Дождь закончился. Через открытое окно проникал непривычно свежий, какой-то прямо ванильный воздух.
«Сволочи они, — думал Антон, допивая последний “мерзавчик” из мини-бара. Этот был с коньяком “Хеннесси”, — хуже бандитов. Пойду я, схожу к нему. Двести тринадцатый, двести тринадцатый, двести тринадцатый…»
Парень открыл дверь не сразу. По всему видно — спал.
— О, привет, ты чего? Слышь, я это, спать буду, земляк, извини.
— Да не будешь ты спать, лейтенант, потому что я тебе одну вещь скажу…

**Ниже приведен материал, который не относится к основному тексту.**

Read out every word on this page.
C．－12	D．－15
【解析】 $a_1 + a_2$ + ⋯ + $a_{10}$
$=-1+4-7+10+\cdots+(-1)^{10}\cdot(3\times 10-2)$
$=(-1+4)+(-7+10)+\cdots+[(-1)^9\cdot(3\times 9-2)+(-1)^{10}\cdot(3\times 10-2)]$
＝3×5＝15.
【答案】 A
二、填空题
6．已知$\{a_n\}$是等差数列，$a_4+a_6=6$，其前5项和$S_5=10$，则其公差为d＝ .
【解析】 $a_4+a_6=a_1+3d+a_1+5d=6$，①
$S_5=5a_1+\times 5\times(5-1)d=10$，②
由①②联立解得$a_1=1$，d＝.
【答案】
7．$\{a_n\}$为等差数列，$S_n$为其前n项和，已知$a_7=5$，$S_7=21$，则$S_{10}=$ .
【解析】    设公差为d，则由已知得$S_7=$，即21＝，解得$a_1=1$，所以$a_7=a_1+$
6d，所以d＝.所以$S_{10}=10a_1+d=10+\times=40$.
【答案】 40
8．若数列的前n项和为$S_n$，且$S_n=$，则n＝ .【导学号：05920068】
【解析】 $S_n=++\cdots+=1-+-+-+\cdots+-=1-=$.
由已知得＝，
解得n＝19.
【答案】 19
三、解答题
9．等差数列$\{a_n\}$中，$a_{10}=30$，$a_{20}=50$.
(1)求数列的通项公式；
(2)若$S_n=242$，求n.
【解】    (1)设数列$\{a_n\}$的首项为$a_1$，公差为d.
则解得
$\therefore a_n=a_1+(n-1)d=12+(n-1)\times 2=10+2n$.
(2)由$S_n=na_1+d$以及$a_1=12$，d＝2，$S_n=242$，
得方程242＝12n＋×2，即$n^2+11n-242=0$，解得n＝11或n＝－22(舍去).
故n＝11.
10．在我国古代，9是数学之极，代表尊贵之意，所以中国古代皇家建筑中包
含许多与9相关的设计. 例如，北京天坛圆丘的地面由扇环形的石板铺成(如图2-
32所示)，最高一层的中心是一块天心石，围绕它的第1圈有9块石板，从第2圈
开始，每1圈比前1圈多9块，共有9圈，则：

Елки-палки! Голос предательски дрожал, но теперь уж все равно — надо договорить.
— …я тебе скажу, что ты так лейтенантом и помрешь, понял? А знаешь, почему? Потому что не… Потому что вы, такие вот, как ты, не просто деньги вымогаете — вы губите веру нашу. Тебя зачем на службу взяли? Чтобы ты у меня тысячу долларов просил с бабкой в очках в автобусе, чтобы сосиски в Германии жрал? Тебе верить люди должны, а они тебя ненавидят. Ты кто вообще? Никто, а душу свою продал. Офицеры… Стоите с рюмками, Газманова слушаете, «ваше сердце под прицелом», слезу роняете, гады вы. «Под прицелом!» Вам до настоящих офицеров, что кровь проливают черт знает где, но за Родину… Не помнишь меня, как деньги вымогал, милиционер, у храма, не помнишь? А ты понимаешь, что ты на налоги мои живешь? Что ты деньги с меня уже получил? Мало? А какая разница, если они все равно не твои. Да мне по хрену, помнишь ты меня или нет. Да пошел ты!
Антон с силой захлопнул дверь, успев удивиться, что соотечественник даже не сделал попытки прервать его пламенный монолог, или ответить, или удержать дверь. Он все это время просто смотрел на Антона ошалело, да и все.
Дверь оставалась закрытой. Из номера никто не выходил. Антон ощутил усталость, легкое чувство удовлетворения и еще губительное для самолюбия, трусливое ощущение, будто камень упал с души оттого, что лейтенант не вышел, не ответил.
«Пора спать», — сказал он себе и нажал кнопку вызова лифта.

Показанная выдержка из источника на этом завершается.